To "go berserk" can be also considered to “hamask”, which can be translated as “change form," in this case, as with the sense "enter a state of wild fury" and one who could transform as a berserker was typically thought of as “hamrammr” or “shapestrong”.
Berserkers appear prominently in a multitude of other sagas and poems, many of which describe them as ravenous men who loot, plunder, and kill indiscriminately. Later, by Christian interpreters, the berserk was even viewed as a "heathen devil."
The earliest surviving reference to the term "berserker" is in Haraldskvæði, a skaldic poem composed by Thórbiörn Hornklofi in the late 9th century in honour of King Harald Fairhair, as ulfheðnar ("men clad in wolf skins"). This translation from the Haraldskvæði saga describes Harald's berserkers:
Those intrepid heroes, how are they treated,
Those who wade out into battle?
Wolf-skinned they are called. In battle
They bear bloody shields.
Red with blood are their spears when they come to fight.
They form a closed group.
The prince in his wisdom puts trust in such men
Who hack through enemy shields."
In 1015, Jarl Eiríkr Hákonarson of Norway outlawed berserkers. Grágás, the medieval Icelandic law code, sentenced berserker warriors to outlawry. By the 12th century, organised berserker war-bands had disappeared.
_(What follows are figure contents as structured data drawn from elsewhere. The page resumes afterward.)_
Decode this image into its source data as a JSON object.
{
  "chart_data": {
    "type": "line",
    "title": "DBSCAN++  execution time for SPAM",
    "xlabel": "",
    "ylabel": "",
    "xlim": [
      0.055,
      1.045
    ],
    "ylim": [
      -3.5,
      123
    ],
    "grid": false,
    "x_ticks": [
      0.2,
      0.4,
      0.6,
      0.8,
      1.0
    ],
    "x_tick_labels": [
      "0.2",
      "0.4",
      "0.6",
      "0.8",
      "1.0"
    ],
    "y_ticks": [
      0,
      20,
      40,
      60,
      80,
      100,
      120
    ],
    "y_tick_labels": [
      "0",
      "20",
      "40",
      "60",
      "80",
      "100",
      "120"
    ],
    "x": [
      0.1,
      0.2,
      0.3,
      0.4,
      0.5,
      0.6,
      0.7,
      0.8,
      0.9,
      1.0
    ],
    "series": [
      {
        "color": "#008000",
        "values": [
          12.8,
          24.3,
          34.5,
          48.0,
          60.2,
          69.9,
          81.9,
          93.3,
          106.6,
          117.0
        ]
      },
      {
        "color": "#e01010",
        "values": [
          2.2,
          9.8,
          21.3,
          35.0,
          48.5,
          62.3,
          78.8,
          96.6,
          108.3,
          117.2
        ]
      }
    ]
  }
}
Nowadays, the word "berserker" applies to anyone who fights with reckless abandon and disregard to even his own life, a concept used during the Vietnam War and in Vietnam-inspired literature and film. "Going berserk" in this context refers to a state induced by adrenaline (or military-issued amphetamine for long missions) in the human body and brain leading a soldier to fight with fearless rage and indifference, a state strikingly similar to that of the 9th century berserkers. "Going berserk" is also used colloquially to describe a person who is acting in a wild rage or in an uncontrolled and irrational manner. Furthermore, "berserker" is also a well known character archetype and status in video games and other media.